Sometimes in the afternoon, he’d take a break from doing nothing and dig some weeds out of the lawn. He watched some TV, but mostly he read, and prayed and did nothing. When he met with the Doctor they agreed that he could return to work half-time for a while and see how it goes. He’d been off work for over seven weeks during some critical projects. His bosses had been incredibly understanding and coworkers had pitched in to cover for him. During it all he never once worried about his job; he figured that was God’s problem now, and in the process he realized that God had granted him financial freedom. Freedom from the weight of the responsibility. He realized he was never in control of his providence to begin with and it could all be gone in an instant no matter how prudent and conscientious he was.
Somewhere along the line Danny’s volatile temper dissipated as well. Perhaps it was the release of pressure. Perhaps the improved sleep. Perhaps it was God’s sovereign hand. Perhaps it was simply his mood being elevated to normal levels. Perhaps it was all of these combined to some greater or lessor degree. But one of Danny’s most joyful moments was the day the subject came up as he was driving the two youngest to school and his son told him, “Yeah, Dad, but you’re not like that anymore.”
A New Man
That brings us to the end of this (still unfinished) story. For many years Danny’s wife had dreamed of completing their family by adopting a girl. Danny wanted no part of it – it was exorbitantly expensive and a huge amount of work to get qualified by the State for adoption. Twenty-some years earlier he’d had a dream of opening an orphanage for Polynesian kids when he was wealthy; that dream had long since died.
But since agreeing to God’s financial plan a few years before, he’d become increasingly more open to the idea of adoption. During that same time a verse from James had become one of his favorites, “Religion that is pure and undefiled before God, the Father, is this: to visit orphans and widows in their affliction, and to keep oneself unstained from the world.” Having experienced God’s grace in the midst of a significant trial he agreed to attended an orientation/introduction meeting with an adoption agency.

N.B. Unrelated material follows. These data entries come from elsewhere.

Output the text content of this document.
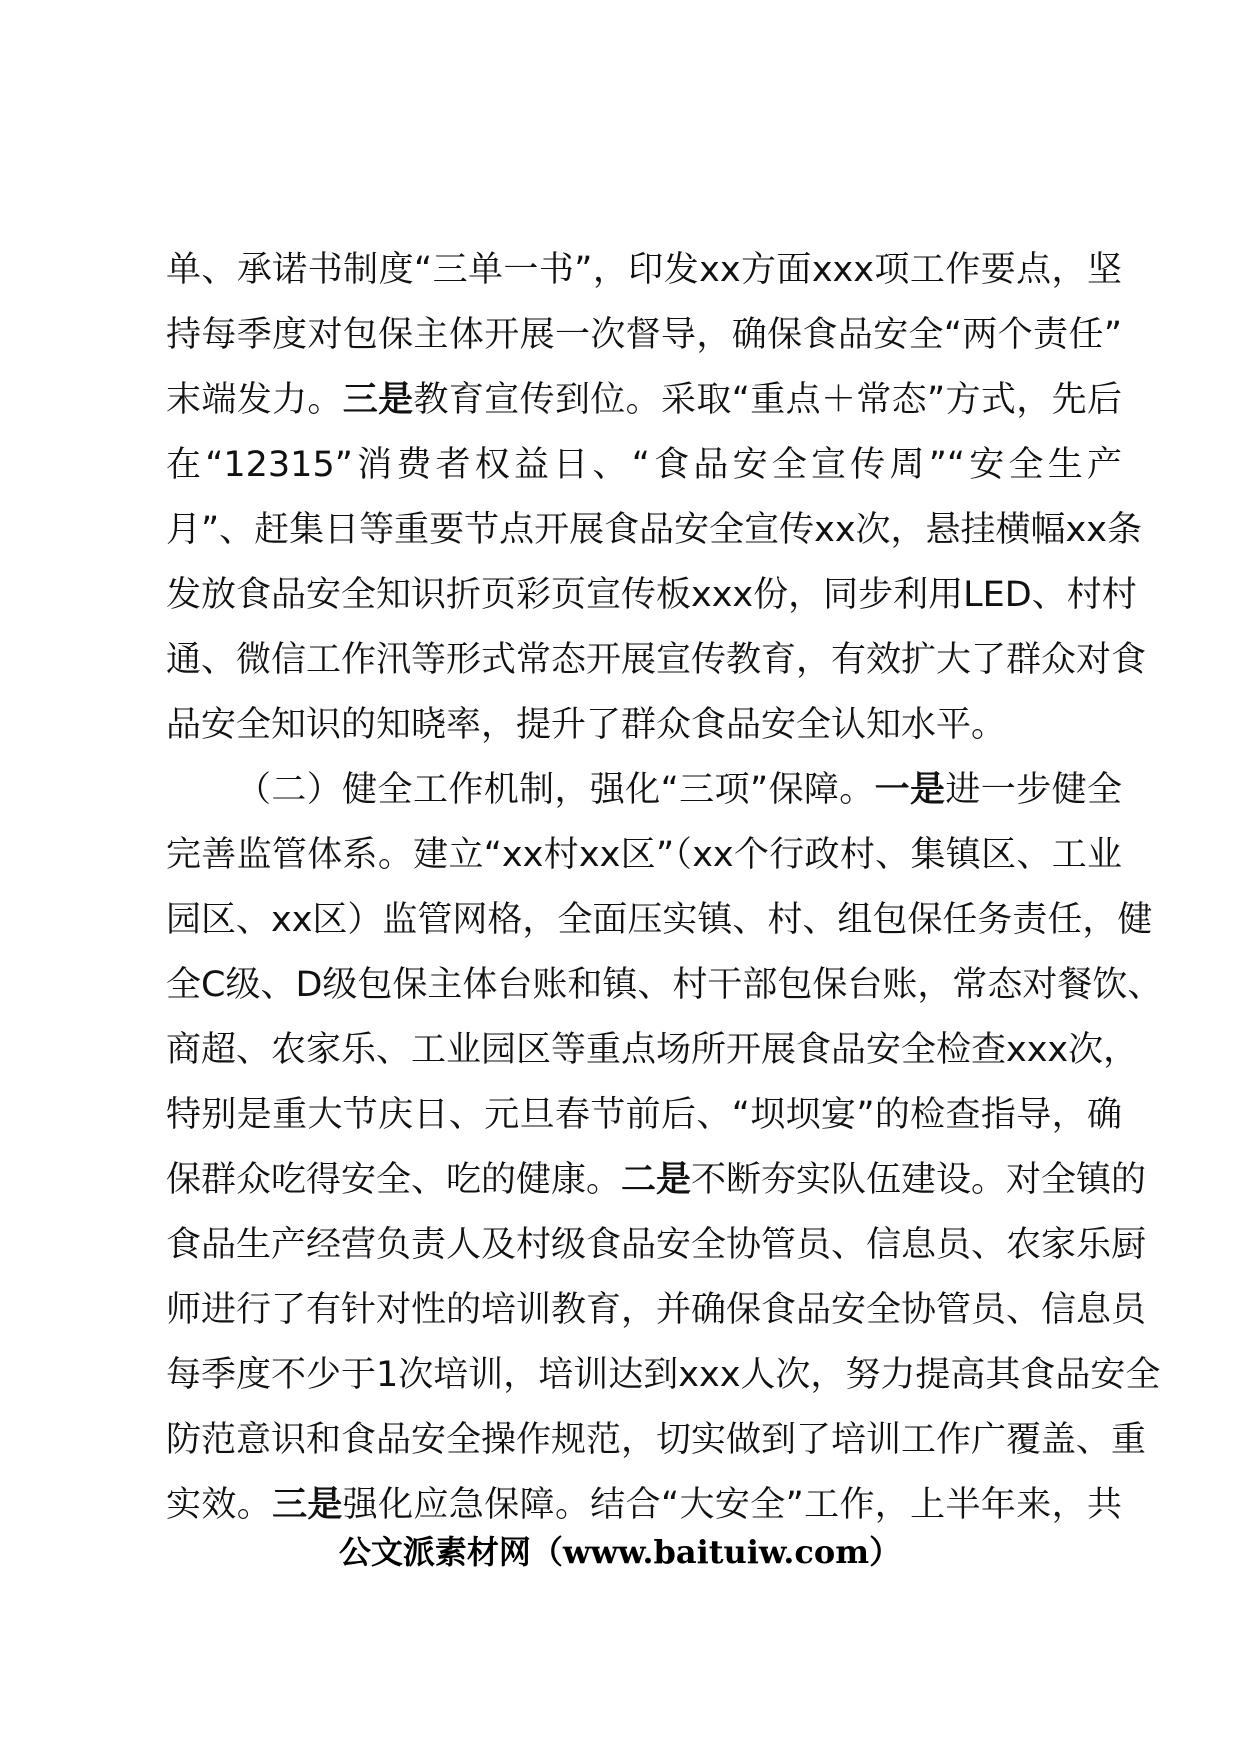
单、承诺书制度“三单一书”，印发xx方面xxx项工作要点，坚
持每季度对包保主体开展一次督导，确保食品安全“两个责任”
末端发力。三是教育宣传到位。采取“重点＋常态”方式，先后
在“12315”消费者权益日、“食品安全宣传周”“安全生产
月”、赶集日等重要节点开展食品安全宣传xx次，悬挂横幅xx条
发放食品安全知识折页彩页宣传板xxx份，同步利用LED、村村
通、微信工作汛等形式常态开展宣传教育，有效扩大了群众对食
品安全知识的知晓率，提升了群众食品安全认知水平。
（二）健全工作机制，强化“三项”保障。一是进一步健全
完善监管体系。建立“xx村xx区”（xx个行政村、集镇区、工业
园区、xx区）监管网格，全面压实镇、村、组包保任务责任，健
全C级、D级包保主体台账和镇、村干部包保台账，常态对餐饮、
商超、农家乐、工业园区等重点场所开展食品安全检查xxx次，
特别是重大节庆日、元旦春节前后、“坝坝宴”的检查指导，确
保群众吃得安全、吃的健康。二是不断夯实队伍建设。对全镇的
食品生产经营负责人及村级食品安全协管员、信息员、农家乐厨
师进行了有针对性的培训教育，并确保食品安全协管员、信息员
每季度不少于1次培训，培训达到xxx人次，努力提高其食品安全
防范意识和食品安全操作规范，切实做到了培训工作广覆盖、重
实效。三是强化应急保障。结合“大安全”工作，上半年来，共
公文派素材网（www.baituiw.com）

At the meeting, Danny perceived the Holy Spirit drawing him to say yes. He found himself nodding and thinking, “you can’t build an orphanage, but you can take care of an orphan”. Then the person speaking quoted the same verse from James and Danny leaned nearer to his wife and whispered, “I am all in”.
We leave Danny patiently working through the process of State licensing and praying for their daughter, that God would prepare their hearts for her and her heart for them.